Außerdem ist die Messung von Feinstaub in Europa noch nicht harmonisiert. In der ersten Tochterrichtlinie wurde eine gravimetrische Referenzmethode für die Messung von Feinstaub empfohlen. Da diese Methode jedoch langwierig und ihre Anwendung kompliziert ist, erlaubt diese Richtlinie auch den Einsatz alternativer Messmethoden, sofern sie den von der Europäischen Kommission veröffentlichen Messmethoden wirklich gleichwertig sind.
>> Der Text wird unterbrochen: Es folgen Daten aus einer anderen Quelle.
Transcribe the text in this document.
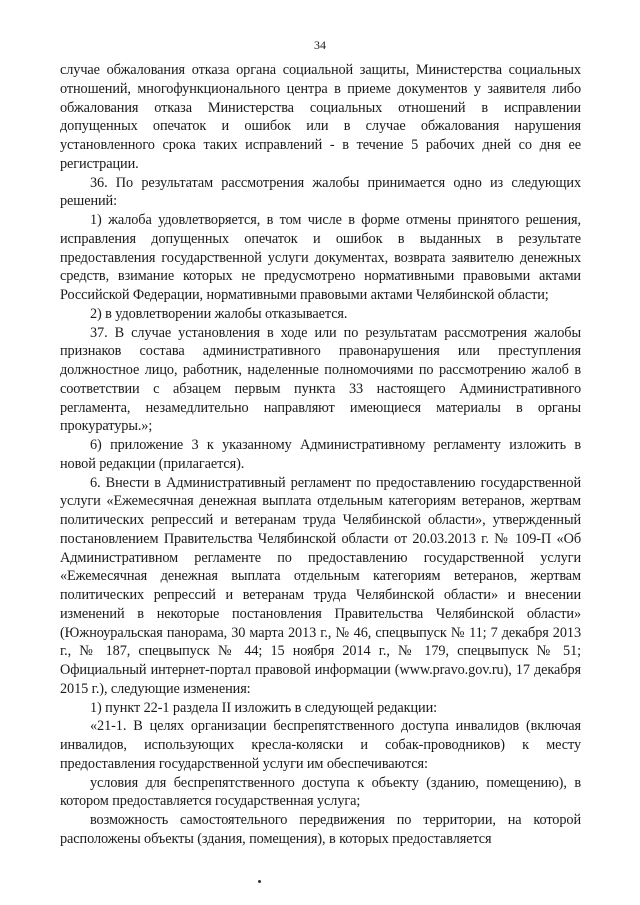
34

случае обжалования отказа органа социальной защиты, Министерства социальных отношений, многофункционального центра в приеме документов у заявителя либо обжалования отказа Министерства социальных отношений в исправлении допущенных опечаток и ошибок или в случае обжалования нарушения установленного срока таких исправлений - в течение 5 рабочих дней со дня ее регистрации.

36. По результатам рассмотрения жалобы принимается одно из следующих решений:

1) жалоба удовлетворяется, в том числе в форме отмены принятого решения, исправления допущенных опечаток и ошибок в выданных в результате предоставления государственной услуги документах, возврата заявителю денежных средств, взимание которых не предусмотрено нормативными правовыми актами Российской Федерации, нормативными правовыми актами Челябинской области;

2) в удовлетворении жалобы отказывается.

37. В случае установления в ходе или по результатам рассмотрения жалобы признаков состава административного правонарушения или преступления должностное лицо, работник, наделенные полномочиями по рассмотрению жалоб в соответствии с абзацем первым пункта 33 настоящего Административного регламента, незамедлительно направляют имеющиеся материалы в органы прокуратуры.»;

6) приложение 3 к указанному Административному регламенту изложить в новой редакции (прилагается).

6. Внести в Административный регламент по предоставлению государственной услуги «Ежемесячная денежная выплата отдельным категориям ветеранов, жертвам политических репрессий и ветеранам труда Челябинской области», утвержденный постановлением Правительства Челябинской области от 20.03.2013 г. № 109-П «Об Административном регламенте по предоставлению государственной услуги «Ежемесячная денежная выплата отдельным категориям ветеранов, жертвам политических репрессий и ветеранам труда Челябинской области» и внесении изменений в некоторые постановления Правительства Челябинской области» (Южноуральская панорама, 30 марта 2013 г., № 46, спецвыпуск № 11; 7 декабря 2013 г., № 187, спецвыпуск № 44; 15 ноября 2014 г., № 179, спецвыпуск № 51; Официальный интернет-портал правовой информации (www.pravo.gov.ru), 17 декабря 2015 г.), следующие изменения:

1) пункт 22-1 раздела II изложить в следующей редакции:

«21-1. В целях организации беспрепятственного доступа инвалидов (включая инвалидов, использующих кресла-коляски и собак-проводников) к месту предоставления государственной услуги им обеспечиваются:

условия для беспрепятственного доступа к объекту (зданию, помещению), в котором предоставляется государственная услуга;

возможность самостоятельного передвижения по территории, на которой расположены объекты (здания, помещения), в которых предоставляется
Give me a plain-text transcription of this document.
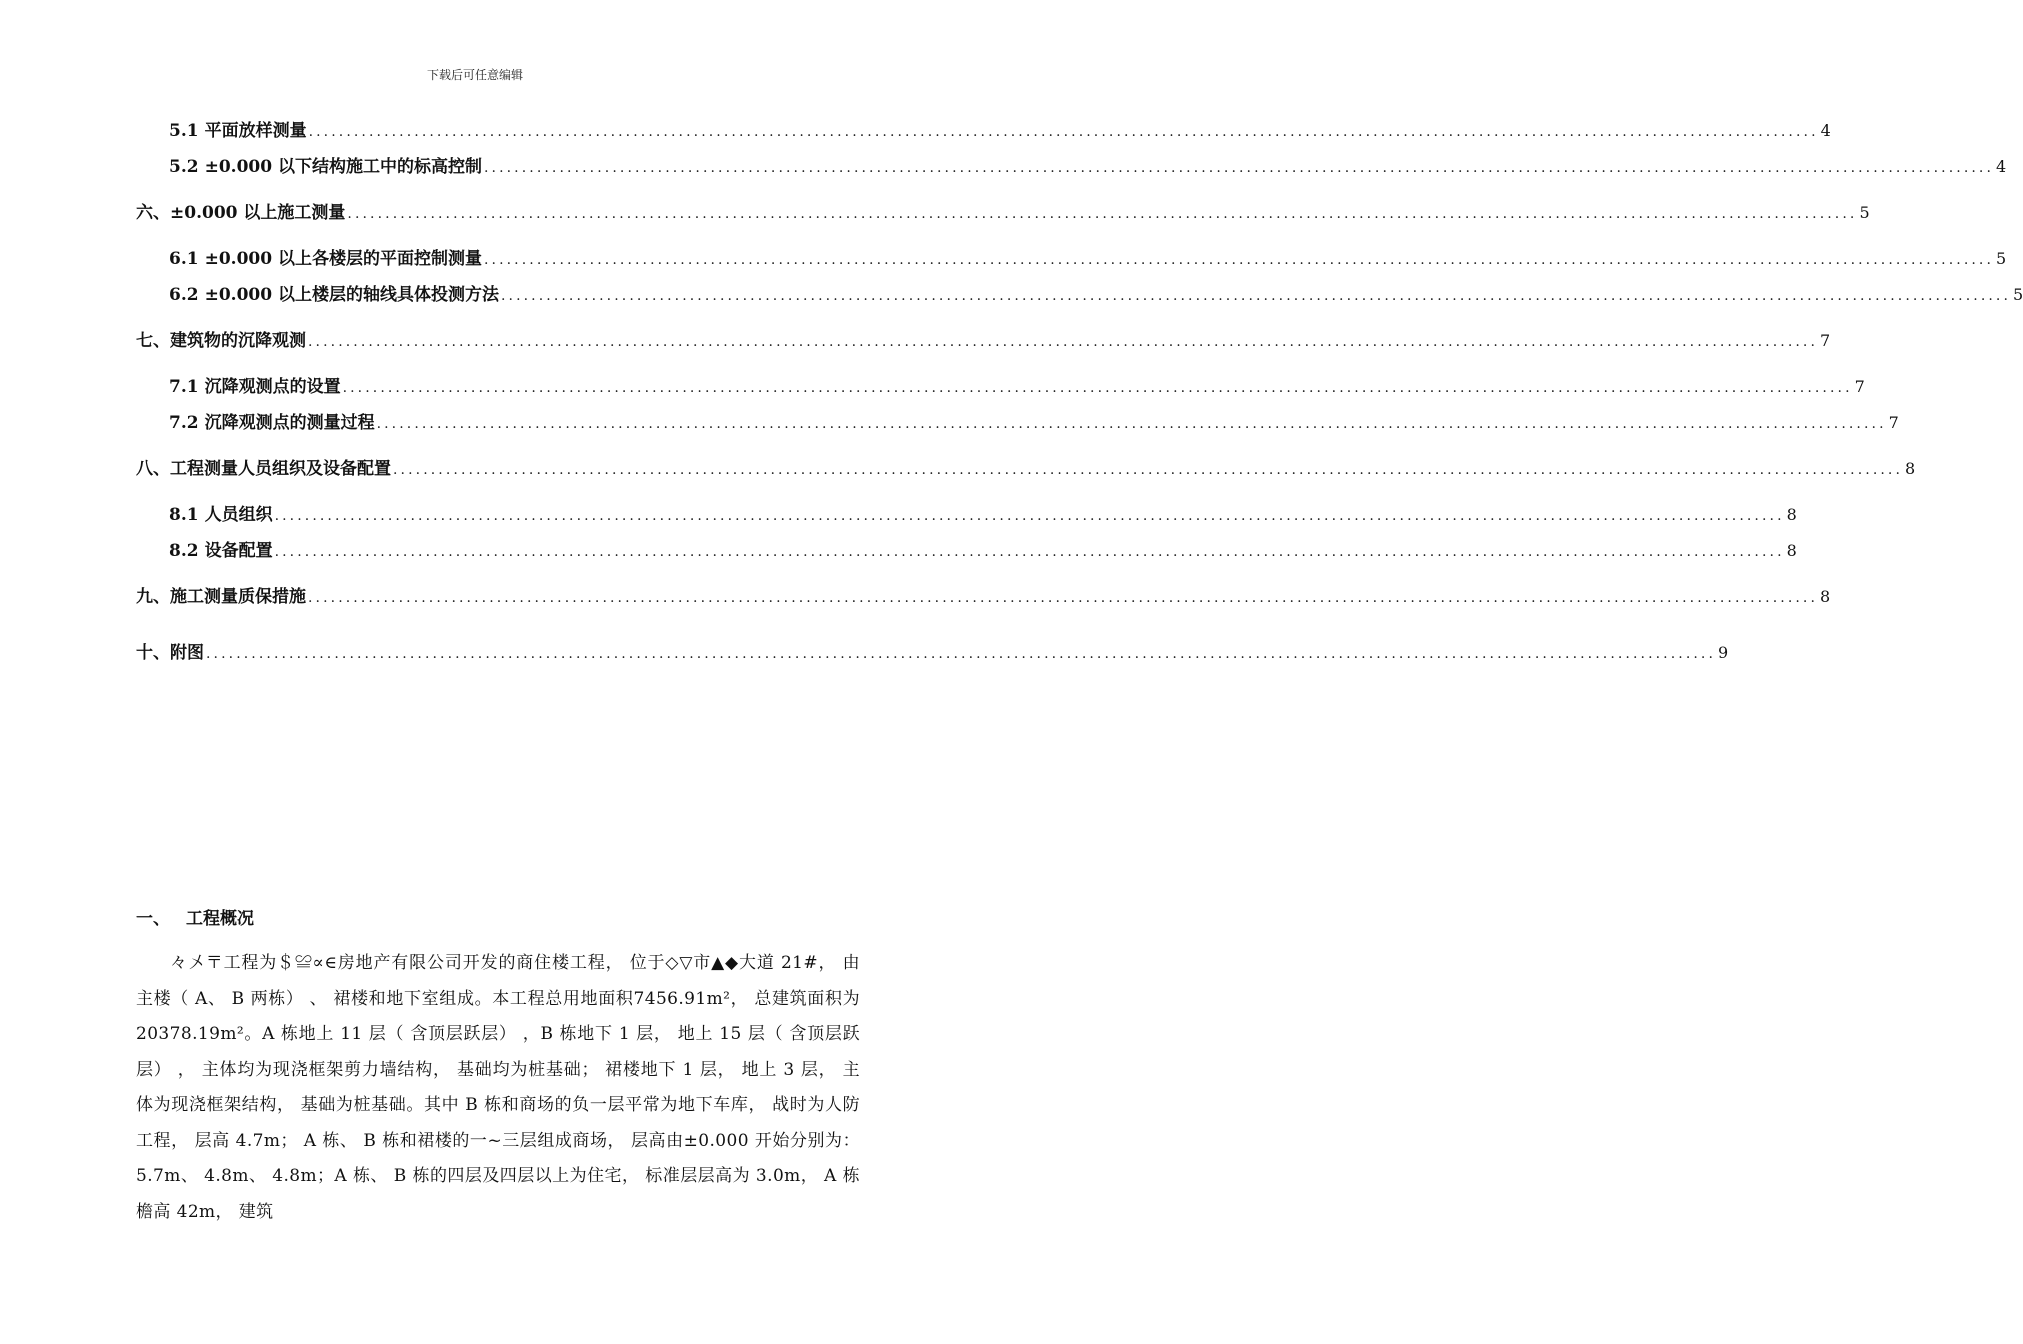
下载后可任意编辑
5.1 平面放样测量 ........................................................................................................................................................................................................ 4
5.2 ±0.000 以下结构施工中的标高控制 ........................................................................................................................................................................................................ 4
六、 ±0.000 以上施工测量 ........................................................................................................................................................................................................ 5
6.1 ±0.000 以上各楼层的平面控制测量 ........................................................................................................................................................................................................ 5
6.2 ±0.000 以上楼层的轴线具体投测方法 ........................................................................................................................................................................................................ 5
七、 建筑物的沉降观测 ........................................................................................................................................................................................................ 7
7.1 沉降观测点的设置 ........................................................................................................................................................................................................ 7
7.2 沉降观测点的测量过程 ........................................................................................................................................................................................................ 7
八、 工程测量人员组织及设备配置 ........................................................................................................................................................................................................ 8
8.1 人员组织 ........................................................................................................................................................................................................ 8
8.2 设备配置 ........................................................................................................................................................................................................ 8
九、 施工测量质保措施 ........................................................................................................................................................................................................ 8
十、 附图 ........................................................................................................................................................................................................ 9
一、 工程概况

々〤〒工程为＄≌∝∈房地产有限公司开发的商住楼工程， 位于◇▽市▲◆大道 21#， 由主楼（ A、 B 两栋） 、 裙楼和地下室组成。本工程总用地面积7456.91m²， 总建筑面积为 20378.19m²。A 栋地上 11 层（ 含顶层跃层） ，B 栋地下 1 层， 地上 15 层（ 含顶层跃层） ， 主体均为现浇框架剪力墙结构， 基础均为桩基础； 裙楼地下 1 层， 地上 3 层， 主体为现浇框架结构， 基础为桩基础。其中 B 栋和商场的负一层平常为地下车库， 战时为人防工程， 层高 4.7m； A 栋、 B 栋和裙楼的一~三层组成商场， 层高由±0.000 开始分别为： 5.7m、 4.8m、 4.8m；A 栋、 B 栋的四层及四层以上为住宅， 标准层层高为 3.0m， A 栋檐高 42m， 建筑
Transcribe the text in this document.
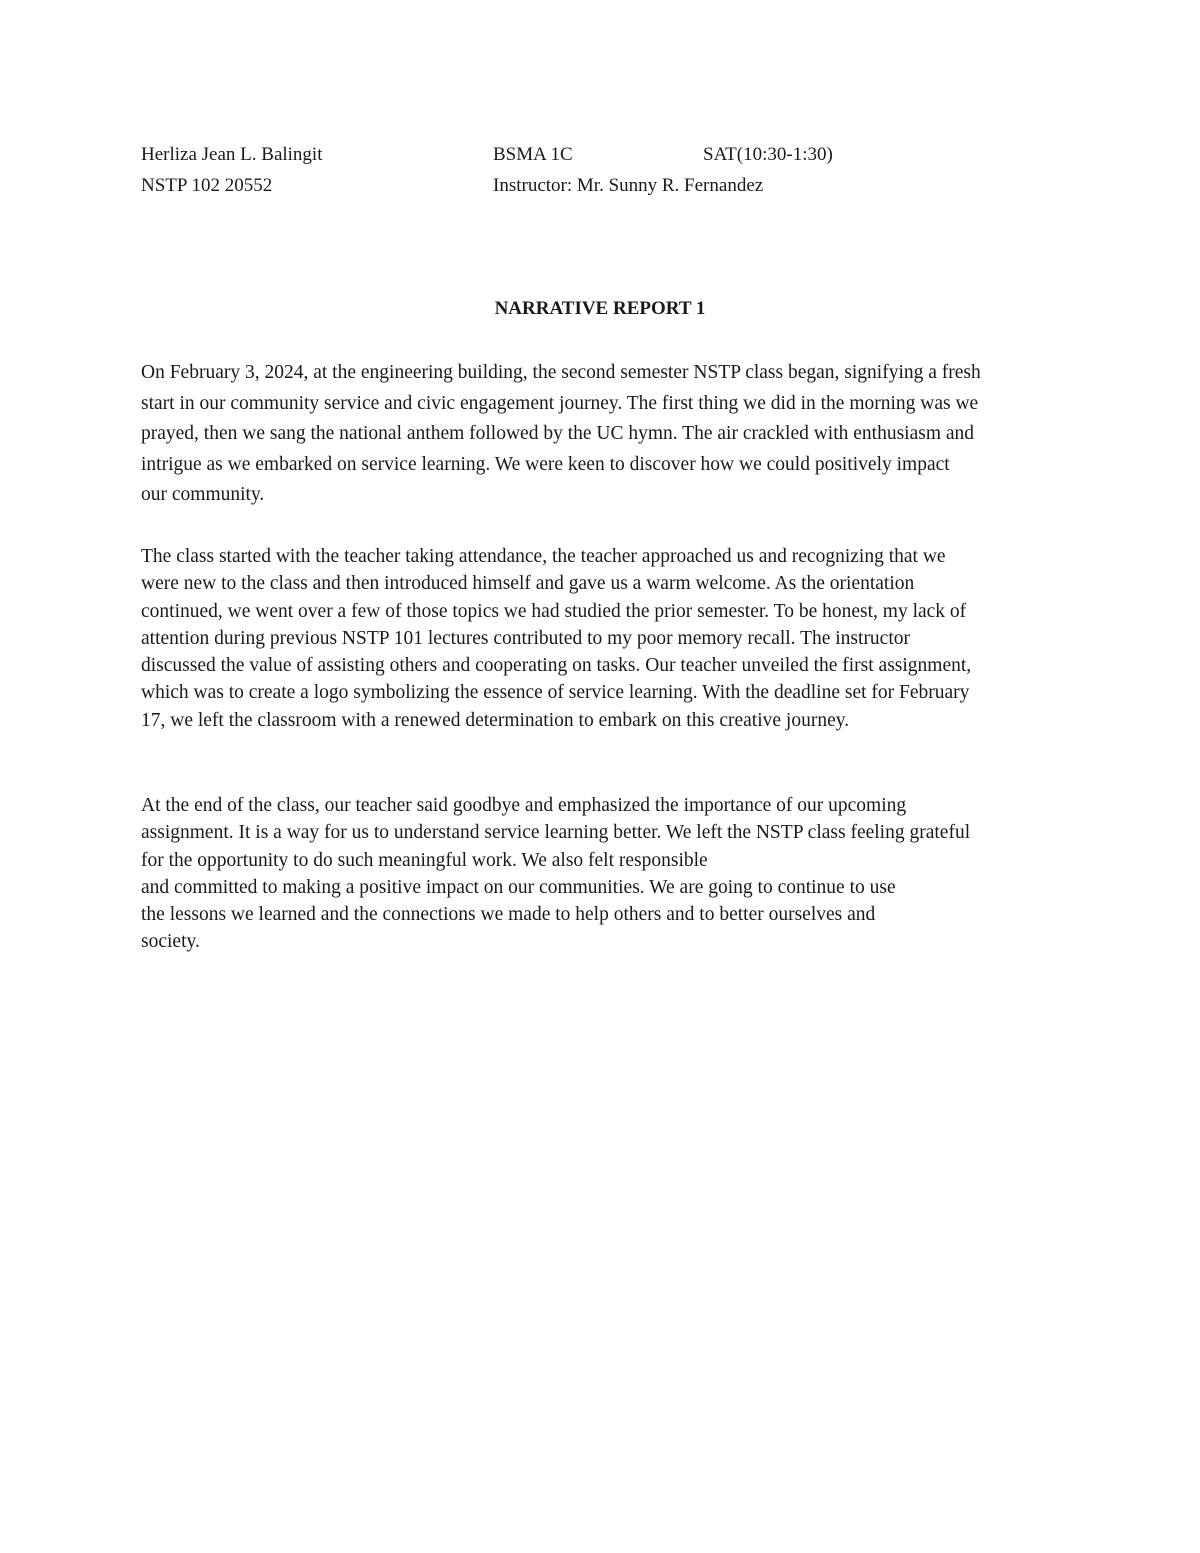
Herliza Jean L. Balingit	BSMA 1C	SAT(10:30-1:30)
NSTP 102 20552	Instructor: Mr. Sunny R. Fernandez
NARRATIVE REPORT 1
On February 3, 2024, at the engineering building, the second semester NSTP class began, signifying a fresh
start in our community service and civic engagement journey. The first thing we did in the morning was we
prayed, then we sang the national anthem followed by the UC hymn. The air crackled with enthusiasm and
intrigue as we embarked on service learning. We were keen to discover how we could positively impact
our community.
The class started with the teacher taking attendance, the teacher approached us and recognizing that we
were new to the class and then introduced himself and gave us a warm welcome. As the orientation
continued, we went over a few of those topics we had studied the prior semester. To be honest, my lack of
attention during previous NSTP 101 lectures contributed to my poor memory recall. The instructor
discussed the value of assisting others and cooperating on tasks. Our teacher unveiled the first assignment,
which was to create a logo symbolizing the essence of service learning. With the deadline set for February
17, we left the classroom with a renewed determination to embark on this creative journey.
At the end of the class, our teacher said goodbye and emphasized the importance of our upcoming
assignment. It is a way for us to understand service learning better. We left the NSTP class feeling grateful
for the opportunity to do such meaningful work. We also felt responsible
and committed to making a positive impact on our communities. We are going to continue to use
the lessons we learned and the connections we made to help others and to better ourselves and
society.
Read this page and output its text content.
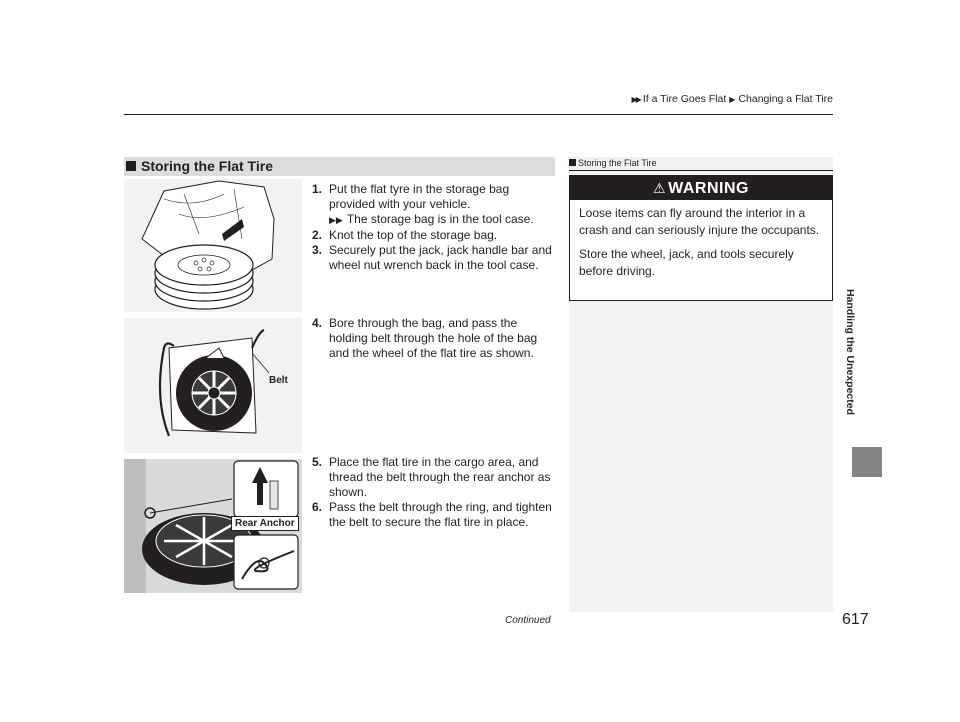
▶▶ If a Tire Goes Flat ▶ Changing a Flat Tire
Handling the Unexpected
Storing the Flat Tire
Belt
Rear Anchor
1. Put the flat tyre in the storage bag provided with your vehicle.
▶▶ The storage bag is in the tool case.
2. Knot the top of the storage bag.
3. Securely put the jack, jack handle bar and wheel nut wrench back in the tool case.
4. Bore through the bag, and pass the holding belt through the hole of the bag and the wheel of the flat tire as shown.
5. Place the flat tire in the cargo area, and thread the belt through the rear anchor as shown.
6. Pass the belt through the ring, and tighten the belt to secure the flat tire in place.
Storing the Flat Tire
⚠ WARNING

Loose items can fly around the interior in a crash and can seriously injure the occupants.

Store the wheel, jack, and tools securely before driving.

Continued	617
In der Praxis weichen sie aber systematisch von der Referenzmethode ab, und die Mitgliedstaaten verwenden unterschiedliche oder überhaupt keine Korrekturfaktoren. Man darf sich die Frage stellen, ob es denn sinnvoll ist, bei derartigen Ungenauigkeiten in den Messmethoden so kurzfristig rechtlich bindende Grenzwerte einhalten zu wollen.

5.2.8

Der Ausschuss weist abschließend darauf hin, dass die Kostenwirksamkeit der vorgeschlagenen Maßnahmen nur schwer bewertet werden kann, werden doch kalkulierbare Kosten mit kaum quantifizierbaren Vorteilen für die öffentliche Gesundheit verrechnet. Die Grenzkosten der vorgeschlagenen Bestimmungen könnten sich daher im Verhältnis zu einem begrenzten realen Nutzen als hoch erweisen, was die Mittelverteilung problematisch macht.

Brüssel, den 17. Mai 2006

Die Präsidentin

des Europäischen Wirtschafts- und Sozialausschusses

Anne-Marie SIGMUND


(1)  ABl. L 242 vom 10.9.2002.

(2)  In Bezug auf die Exposition des Menschen gegenüber PM2,5 hat die WHO vor Kurzem einen Grenzwert von 10 μm/m3 vorgeschlagen.